I have always held the conceit that I’m not a particularly materialistic soul. Although I’m lucky enough to be gainfully employed, live in a small, old house, with no garage, in a very humble neighbourhood. It’s much more nondescript than the suburban palaces, with attached two- or three-car garages, that many of my colleagues roll home to. I drive a rust-bucket car and have none of the modern conveniences or extravagant toys that many people aspire to. I don’t own a big screen television, a microwave, or a dishwasher. I shovel my driveway by hand, not with a snow blower (which is no small deal, living in Winnipeg). My idea of haute couture is torn denim, ten-year-old biker boots, and lumberjack shirts or fake Icelandic sweaters over the top of my faded Deep Purple and Lou Reed t-shirts.
Please don’t get me wrong, none of this is meant as any kind of whiny complaint. I fully realize how extravagantly lucky I am to have a job, to own a house, to have the luxury of putting food on my table. On top of that, I’ve had the supreme good fortune of being able to travel extensively, to go out to restaurants, films, symphonies, and jazz bars on a semi-regular basis, and to help support my wonderful daughter through her university journey. I worked hard, sure, but that is never enough in this capricious life. I have had all those privileges and opportunities because the fates smiled on me at the right times. It had nothing to do with any excess of talent or righteousness. I’m definitely not any better, and hopefully not any worse, than most of the people I know, most of the time. I have a pretty impressive catalogue of faults, but lack of gratitude is not one of them.
The point I am trying to make, though, is that my priorities are not necessarily the ones that are embraced in the general population. I always have, and always will, value experiences over possessions. I know I am very far from alone in this. I do think, though, that it puts me (us, dear reader?) in the minority. Owning more and more “stuff” just doesn’t hold a lot of appeal for me.
That said, I am an absolute sucker for the most random and useless materialistic possessions. Rolex watch? Italian suit? Macbook Pro? I couldn’t give a shit. Let me stumble across a taxidermied pufferfish though, such as the one I found in a Paris curiosity shop this past summer, and I’m ready to incur my long-suffering life partner’s wrath by blowing the cash we’d saved to do some unnecessary thing, such as replace the knob-and-tube wiring in our money pit of a house, or fix the hole in the roof. Fortunately, my partner talked me out of that one, so we should have a decent chance of staying dry and warm this winter.

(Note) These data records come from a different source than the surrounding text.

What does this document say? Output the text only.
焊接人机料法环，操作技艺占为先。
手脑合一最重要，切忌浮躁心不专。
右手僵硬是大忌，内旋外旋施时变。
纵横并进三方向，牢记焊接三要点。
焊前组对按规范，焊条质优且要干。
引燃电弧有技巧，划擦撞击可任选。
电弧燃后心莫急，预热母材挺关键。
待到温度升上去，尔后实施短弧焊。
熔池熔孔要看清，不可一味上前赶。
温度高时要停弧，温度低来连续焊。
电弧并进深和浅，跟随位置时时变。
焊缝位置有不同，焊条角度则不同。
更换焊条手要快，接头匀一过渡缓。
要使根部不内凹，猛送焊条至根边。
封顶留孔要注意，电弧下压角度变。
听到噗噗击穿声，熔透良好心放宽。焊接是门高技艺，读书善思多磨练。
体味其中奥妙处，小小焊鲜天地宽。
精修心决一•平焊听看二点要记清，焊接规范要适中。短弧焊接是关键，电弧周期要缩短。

Nevertheless, I am not always so strong. Over the years, my personal collection of esoteric and idiosyncratic bric-a-brac has grown enough to fill a good-sized cabinet of curiosities. Some of the objects—seashells, bird’s nests, a small statue of a nude female welded together from spark plugs and radio parts—have been found on expeditions to the forest or beach, or else have been gifts from loved ones cleaning outs their attics. Some of them, though, such as an Icelandic grimoire, a stuffed albino crow, and a jellyfish encased in glass, have cost me a significant amount of cash, and have been the source of some intense discussions about fiscal responsibility.
So, am I right to consider myself somehow “above” the ravenous consumer hordes thronging Winnipeg’s St. Vital and Polo Park shopping malls? Absolutely not. The innate desire to own, to possess, is just as strong in me as it is in everyone else. It just means that, when I’m housebound after throwing out my back shoveling snow, I’ll while away the long winter hours listening to scratchy blues records on my thrift store suitcase phonograph and learning how to tell fortunes with my antique tarot deck, rather than watching the hockey game on my surround-sound entertainment system.